The WHO also advocates proper management of a range of health indicators as ages grow, such as that of mid-life overweight and obesity, hypertension, diabetes mellitus, dyslipidemia, depression, and hearing loss.
The guidelines will be useful for governments, policy-makers and planning authorities to guide them in developing policy and designing programs that encourage healthy lifestyles, the WHO said.
The WHO strongly recommends that countries manage the growing health challenge of dementia by creating national policies and plans, an essential element of which is support for carers of people with dementia.
Dementia is an illness characterized by a deterioration in cognitive function beyond what might be expected from normal ageing. It affects memory, thinking, orientation, comprehension, calculation, learning capacity, language and judgement.
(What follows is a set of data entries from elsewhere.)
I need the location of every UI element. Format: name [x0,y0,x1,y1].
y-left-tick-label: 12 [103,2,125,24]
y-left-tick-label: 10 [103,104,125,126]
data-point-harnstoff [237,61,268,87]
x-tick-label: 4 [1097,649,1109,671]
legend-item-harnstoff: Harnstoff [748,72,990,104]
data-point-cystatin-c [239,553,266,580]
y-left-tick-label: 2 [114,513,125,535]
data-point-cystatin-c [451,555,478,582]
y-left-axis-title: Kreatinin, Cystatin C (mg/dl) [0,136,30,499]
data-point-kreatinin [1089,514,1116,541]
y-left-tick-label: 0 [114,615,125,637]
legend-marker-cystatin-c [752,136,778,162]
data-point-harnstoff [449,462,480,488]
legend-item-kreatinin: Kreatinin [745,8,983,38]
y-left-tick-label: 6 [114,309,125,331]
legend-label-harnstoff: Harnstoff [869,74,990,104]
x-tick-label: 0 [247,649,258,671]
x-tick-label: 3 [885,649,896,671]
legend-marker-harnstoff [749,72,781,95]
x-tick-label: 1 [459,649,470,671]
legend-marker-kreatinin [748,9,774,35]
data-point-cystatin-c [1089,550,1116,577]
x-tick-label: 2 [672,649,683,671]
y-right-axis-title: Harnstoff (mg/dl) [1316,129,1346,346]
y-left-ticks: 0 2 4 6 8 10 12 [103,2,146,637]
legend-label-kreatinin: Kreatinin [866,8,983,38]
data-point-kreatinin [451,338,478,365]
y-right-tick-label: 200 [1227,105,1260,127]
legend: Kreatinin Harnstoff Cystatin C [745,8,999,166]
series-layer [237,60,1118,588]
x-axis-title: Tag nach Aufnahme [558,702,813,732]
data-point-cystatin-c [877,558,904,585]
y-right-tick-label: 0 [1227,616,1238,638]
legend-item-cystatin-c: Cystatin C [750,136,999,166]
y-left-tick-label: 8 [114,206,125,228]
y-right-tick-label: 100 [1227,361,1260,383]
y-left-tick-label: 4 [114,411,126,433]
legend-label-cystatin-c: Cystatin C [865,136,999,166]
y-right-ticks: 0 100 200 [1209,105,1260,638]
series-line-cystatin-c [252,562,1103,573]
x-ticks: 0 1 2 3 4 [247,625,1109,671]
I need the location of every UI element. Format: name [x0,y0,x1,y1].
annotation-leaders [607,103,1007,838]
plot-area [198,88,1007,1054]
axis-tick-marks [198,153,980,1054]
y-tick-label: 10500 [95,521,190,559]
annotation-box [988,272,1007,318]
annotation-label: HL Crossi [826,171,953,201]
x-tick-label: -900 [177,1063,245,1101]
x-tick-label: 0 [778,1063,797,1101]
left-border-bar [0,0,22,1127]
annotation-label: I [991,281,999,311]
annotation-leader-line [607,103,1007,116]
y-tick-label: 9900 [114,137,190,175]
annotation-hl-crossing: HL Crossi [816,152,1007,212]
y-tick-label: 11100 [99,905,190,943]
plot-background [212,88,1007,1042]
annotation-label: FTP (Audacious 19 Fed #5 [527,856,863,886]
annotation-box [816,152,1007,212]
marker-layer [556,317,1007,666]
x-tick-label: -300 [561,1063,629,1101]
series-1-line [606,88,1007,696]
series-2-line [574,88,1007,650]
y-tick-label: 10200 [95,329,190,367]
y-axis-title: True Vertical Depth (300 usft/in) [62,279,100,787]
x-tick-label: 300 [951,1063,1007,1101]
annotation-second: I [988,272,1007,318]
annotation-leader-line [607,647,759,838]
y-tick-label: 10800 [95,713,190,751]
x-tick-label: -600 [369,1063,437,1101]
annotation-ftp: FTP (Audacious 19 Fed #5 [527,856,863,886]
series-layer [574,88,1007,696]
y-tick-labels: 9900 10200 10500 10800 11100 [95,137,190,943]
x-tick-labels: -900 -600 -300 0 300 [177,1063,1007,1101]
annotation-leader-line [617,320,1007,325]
Dementia results from a variety of diseases and injuries that affect the brain, such as Alzheimer disease or stroke.
The WHO statistics show that dementia is a rapidly growing global public health problem. Worldwide, around 50 million people have dementia, with nearly 60 percent living in low- and middle-income countries.
The total number of people with dementia is projected to reach 82 million in 2030 and 152 million in 2050.
While age is the strongest known risk factor for cognitive decline, dementia is not a natural or inevitable consequence of ageing, the WHO said. Studies have shown a relationship between the development of dementia with lifestyle related risk factors, certain medical conditions, and other risk factors such as social isolation and cognitive inactivity.